Hacia el siglo XXI se presentan nuevos retos heredados de Kissinger y Co. y en países como Guatemala es urgente que prestemos atención a los siguientes puntos,

  • El fortalecimiento de la organización política y social de los pueblos indígenas que reclama un espacio en la política y toma de decisiones surge como una exigencia cada vez más fuerte. El rechazo a la apertura ante estos reclamos de parte de la elite mestiza gobernante ha forzado a que estos movimientos se radicalicen y se exija no solo la inclusión política de estos pueblos sino la refundación de los estados tal y como ocurrió en Bolivia y parcipalmente en Perú.
  • La creciente desigualdad económica fomenta la organización más sólida de los grupos excluidos.

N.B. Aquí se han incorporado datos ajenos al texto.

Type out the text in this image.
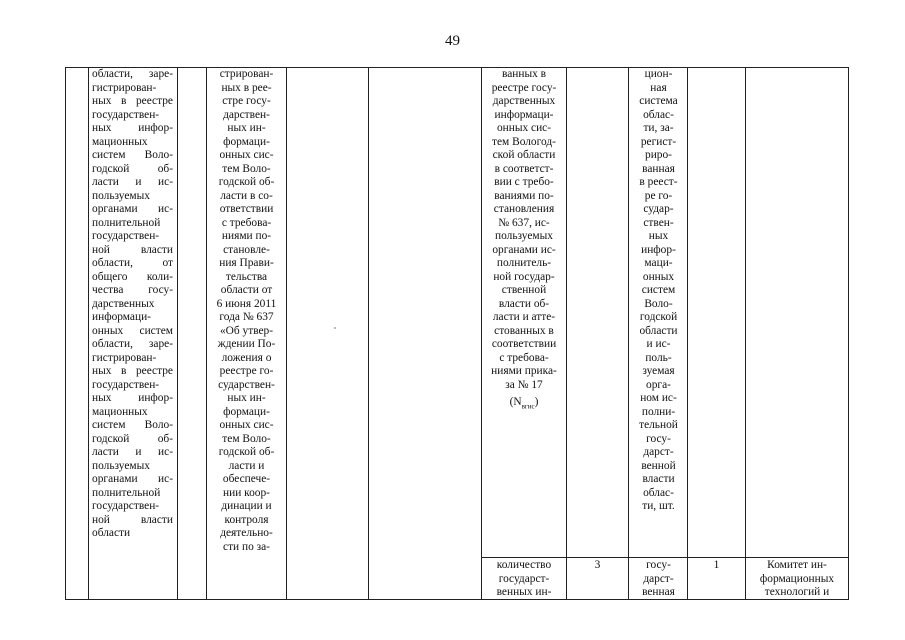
49
области, заре-
гистрирован-
ных в реестре
государствен-
ных инфор-
мационных
систем Воло-
годской об-
ласти и ис-
пользуемых
органами ис-
полнительной
государствен-
ной власти
области, от
общего коли-
чества госу-
дарственных
информаци-
онных систем
области, заре-
гистрирован-
ных в реестре
государствен-
ных инфор-
мационных
систем Воло-
годской об-
ласти и ис-
пользуемых
органами ис-
полнительной
государствен-
ной власти
области
стрирован-
ных в рее-
стре госу-
дарствен-
ных ин-
формаци-
онных сис-
тем Воло-
годской об-
ласти в со-
ответствии
с требова-
ниями по-
становле-
ния Прави-
тельства
области от
6 июня 2011
года № 637
«Об утвер-
ждении По-
ложения о
реестре го-
сударствен-
ных ин-
формаци-
онных сис-
тем Воло-
годской об-
ласти и
обеспече-
нии коор-
динации и
контроля
деятельно-
сти по за-
ванных в
реестре госу-
дарственных
информаци-
онных сис-
тем Вологод-
ской области
в соответст-
вии с требо-
ваниями по-
становления
№ 637, ис-
пользуемых
органами ис-
полнитель-
ной государ-
ственной
власти об-
ласти и атте-
стованных в
соответствии
с требова-
ниями прика-
за № 17
$(N_{вгис})$
цион-
ная
система
облас-
ти, за-
регист-
риро-
ванная
в реест-
ре го-
судар-
ствен-
ных
инфор-
маци-
онных
систем
Воло-
годской
области
и ис-
поль-
зуемая
орга-
ном ис-
полни-
тельной
госу-
дарст-
венной
власти
облас-
ти, шт.
количество
государст-
венных ин-
3	госу-
дарст-
венная
1	Комитет ин-
формационных
технологий и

ESta desigualdad es a la vez un reflejo de la exclusión política de la mayoría de la población y su organización exige romper con el sistema de autoritarismo clientelar creado desde el siglo pasado. El populismo autoritario neoliberal surge como una amenaza tal y como ocurrió en El Salvador de Bukele y recientemente con la Argentina de Milei.
  • La corrupción del estado clientelar creado bajo el auspicio de la visión Kissingeriana desde USA para sostener gobiernos autoritarios está pasando la factura y el estado de bienestar en hispanoamérica se cae a pedazos sin hospitales ni escuelas públicas dignas. La estrategia de USA a través de las ONGs para crear fuentes de inversión y trabajo se ha quedado corta y ha fallado. Como resultado, la migración de trabajadores hacia USA y Canadá seguirá en ascenso.

Kissinger falleció el 29 de noviembre de 2023 y el legado que dejaron y que seguirán teniendo sus ideas seguirán vivas por muchos años más. Nos queda una larga tarea por aprender de estas lecciones y construir países más sólidos y democráticos, poblaciones más inclusivas y equilibradas, economías más competitivas y globales.

Finalmente, Como Kissinger dijo en su libro de memorias

“No siempre podemos asegurar el futuro de nuestros amigos; Tenemos más posibilidades de asegurar nuestro futuro si recordamos quiénes son nuestros amigos.”